Which did she want to remember?

Which did she want to forget?

•••

THE DOCTOR

It was always building up to this.

He'd thought Clara was getting better, but probably she was just hiding the fact that she wasn't.

And this was the moment. The tipping point. The moment these past months had been steadily climbing to. The day all those hundreds of years of disconnected memories and unnamed faces became too much. The day Clara Oswald started to fade away.

And there were so many places she could disappear into.

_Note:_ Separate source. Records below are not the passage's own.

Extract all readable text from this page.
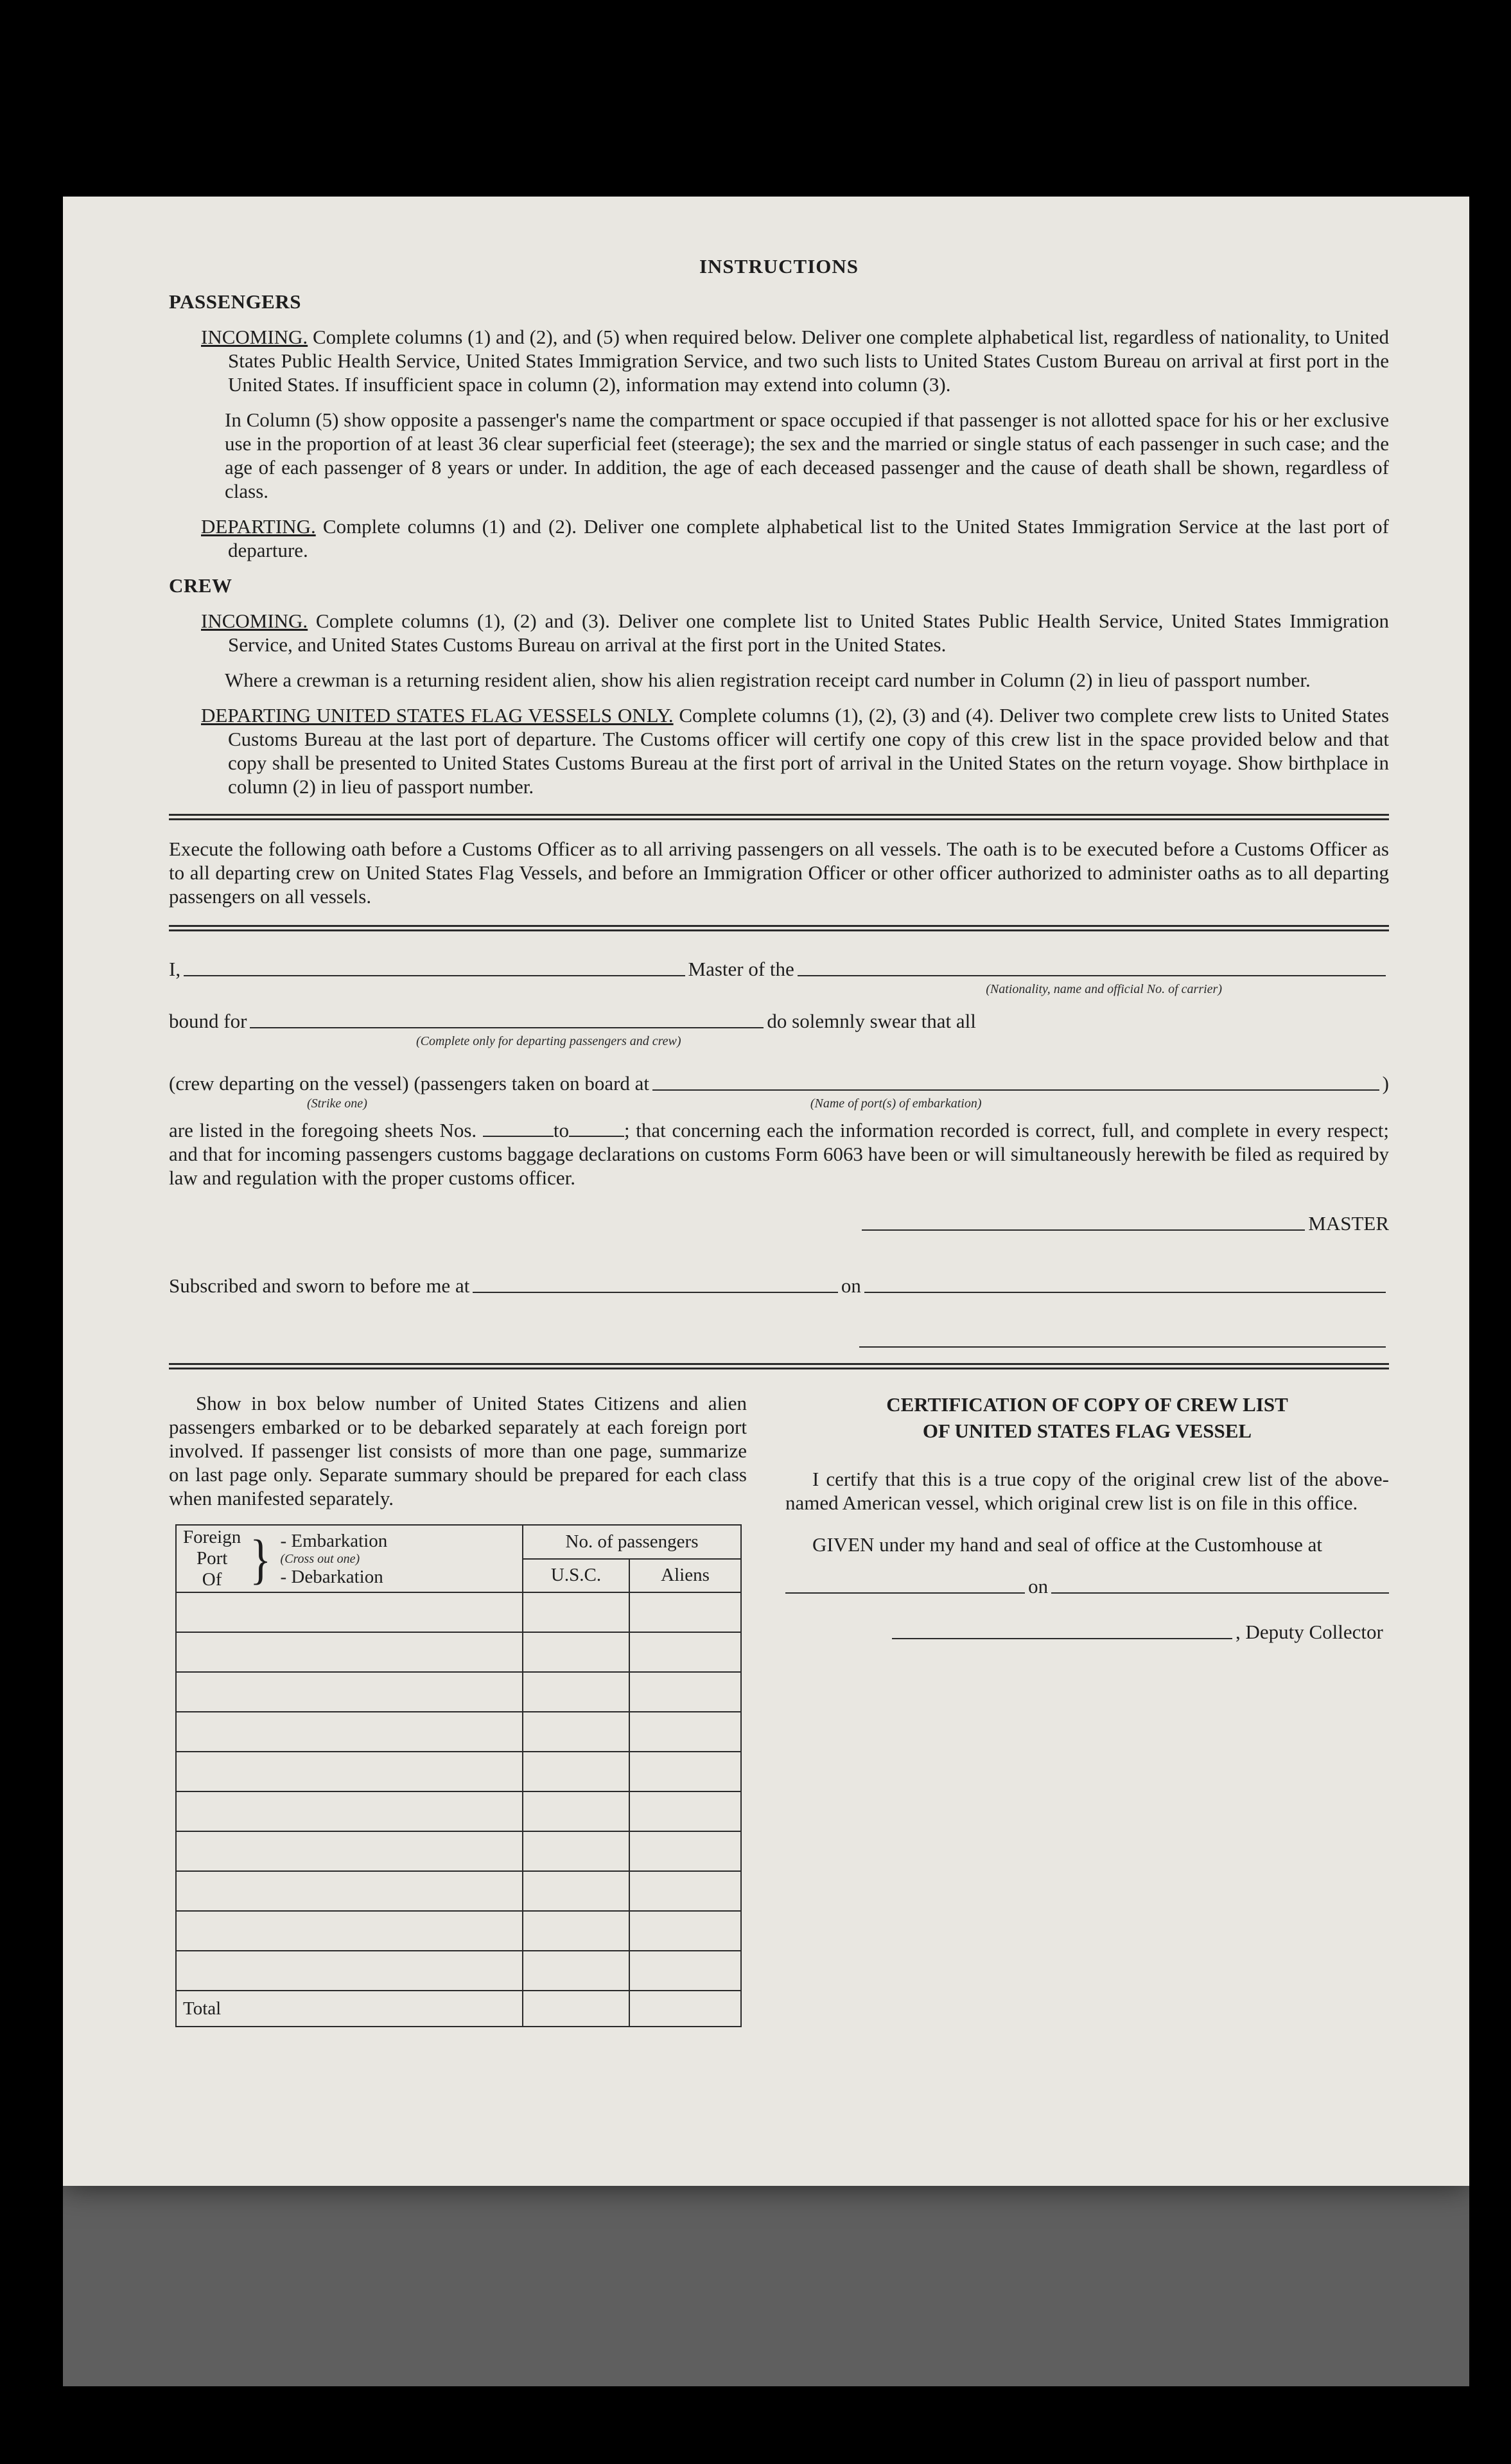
INSTRUCTIONS
PASSENGERS

INCOMING. Complete columns (1) and (2), and (5) when required below. Deliver one complete alphabetical list, regardless of nationality, to United States Public Health Service, United States Immigration Service, and two such lists to United States Custom Bureau on arrival at first port in the United States. If insufficient space in column (2), information may extend into column (3).

In Column (5) show opposite a passenger's name the compartment or space occupied if that passenger is not allotted space for his or her exclusive use in the proportion of at least 36 clear superficial feet (steerage); the sex and the married or single status of each passenger in such case; and the age of each passenger of 8 years or under. In addition, the age of each deceased passenger and the cause of death shall be shown, regardless of class.

DEPARTING. Complete columns (1) and (2). Deliver one complete alphabetical list to the United States Immigration Service at the last port of departure.

CREW

INCOMING. Complete columns (1), (2) and (3). Deliver one complete list to United States Public Health Service, United States Immigration Service, and United States Customs Bureau on arrival at the first port in the United States.

Where a crewman is a returning resident alien, show his alien registration receipt card number in Column (2) in lieu of passport number.

DEPARTING UNITED STATES FLAG VESSELS ONLY. Complete columns (1), (2), (3) and (4). Deliver two complete crew lists to United States Customs Bureau at the last port of departure. The Customs officer will certify one copy of this crew list in the space provided below and that copy shall be presented to United States Customs Bureau at the first port of arrival in the United States on the return voyage. Show birthplace in column (2) in lieu of passport number.

Execute the following oath before a Customs Officer as to all arriving passengers on all vessels. The oath is to be executed before a Customs Officer as to all departing crew on United States Flag Vessels, and before an Immigration Officer or other officer authorized to administer oaths as to all departing passengers on all vessels.

I,	Master of the
(Nationality, name and official No. of carrier)
bound for	do solemnly swear that all
(Complete only for departing passengers and crew)
(crew departing on the vessel) (passengers taken on board at	)
(Strike one)	(Name of port(s) of embarkation)

are listed in the foregoing sheets Nos.	to	; that concerning each the information recorded is correct, full, and complete in every respect; and that for incoming passengers customs baggage declarations on customs Form 6063 have been or will simultaneously herewith be filed as required by law and regulation with the proper customs officer.

MASTER
Subscribed and sworn to before me at	on

Show in box below number of United States Citizens and alien passengers embarked or to be debarked separately at each foreign port involved. If passenger list consists of more than one page, summarize on last page only. Separate summary should be prepared for each class when manifested separately.

Foreign
Port
Of } - Embarkation
(Cross out one)
- Debarkation
	No. of passengers
	U.S.C.	Aliens

Total		
CERTIFICATION OF COPY OF CREW LIST
OF UNITED STATES FLAG VESSEL

I certify that this is a true copy of the original crew list of the above-named American vessel, which original crew list is on file in this office.

GIVEN under my hand and seal of office at the Customhouse at

on
, Deputy Collector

So many places for her sobs of pain, shouts of rage, unknown tears, to burrow into his mind.

It tortured him almost as much as he imagined it did her.

Glass dug into his shins, water and blood soaking through his trousers, while Clara writhed on the ground in front of him. She whispered nonsense, yelled protests, and cried names he only vaguely recognised.

This was the tipping point. He'd known it would come, though he'd hoped hard enough to delude himself that it would not. At this moment, he could either save her, or destroy her.

He said her name. Scanned her with the sonic. Rested steady hands on her shoulders. What else could he do?

He kept talking to her, not quite knowing what words were spilling from his lips, streaming forth like he was a cupped hand held under a waterfall. There was too much here, she was screaming too loudly, thrashing too wildly, speaking in a voice that was too unlike the Clara he knew...

He needed to bring her back. She was losing her grip. She was losing her mind. He needed to help her find it, and hold it tightly to her heart.

He was still speaking, whispering, shouting, more and more, faster and faster, louder and louder. Still, she babbled and sobbed and shivered.

What was there to do?

In the end, it was less of a solution– less of an answer, less of a revolutionary idea– than simple instinct. It was emotion, it was him, it was automated, it was crazy. It was full of thought, and without it.

He took her jerking head firmly between careful hands, and pressed his mouth hard to her lips.

Thoughtful, and thoughtless. Logical, and illogical. Easy and difficult. Simple and complicated. Everything and nothing. Real and unreal. Essential and unneeded. Pure and tainted.

You are Clara. You are my Clara. You are not lost.

She'd stopped moving.

He wasn't quite sure what that meant.

He let his arms slide around her shoulders, resting his head atop hers, and held her as tightly as he could.

He whispered into her hair, hoping she could hear him. He said her name. He needed her to listen. To her name. To him. To herself.

Clara's hands found their way to his chest, clutched at the lapels of his jacket. Her face was pressed into the place where his two hearts beat, and she was silent but for long, irregular breaths.

The Doctor looked over at the graveyard of glass and flower petals on the floor beside them, and the waterlogged note that was blossoming with running ink. He picked the paper out with a free hand, and reread the few simple words, barely legible now, that were scrawled upon it in his own hand.

He crumpled it up and plunged it deep in his jacket pocket, where it would never be read by the person it was written for.

•••

A/N no, I'm not telling you what the note said. This is one of those things that YOU, as a reader, decide. You can make it up from what you have gathered of these characters, your own experiences, your own wishes, and your own thoughts. Perhaps tell me what you think, because this is me as a writer giving you the freedom to create your own little thing and add to the characters in your head as you see them.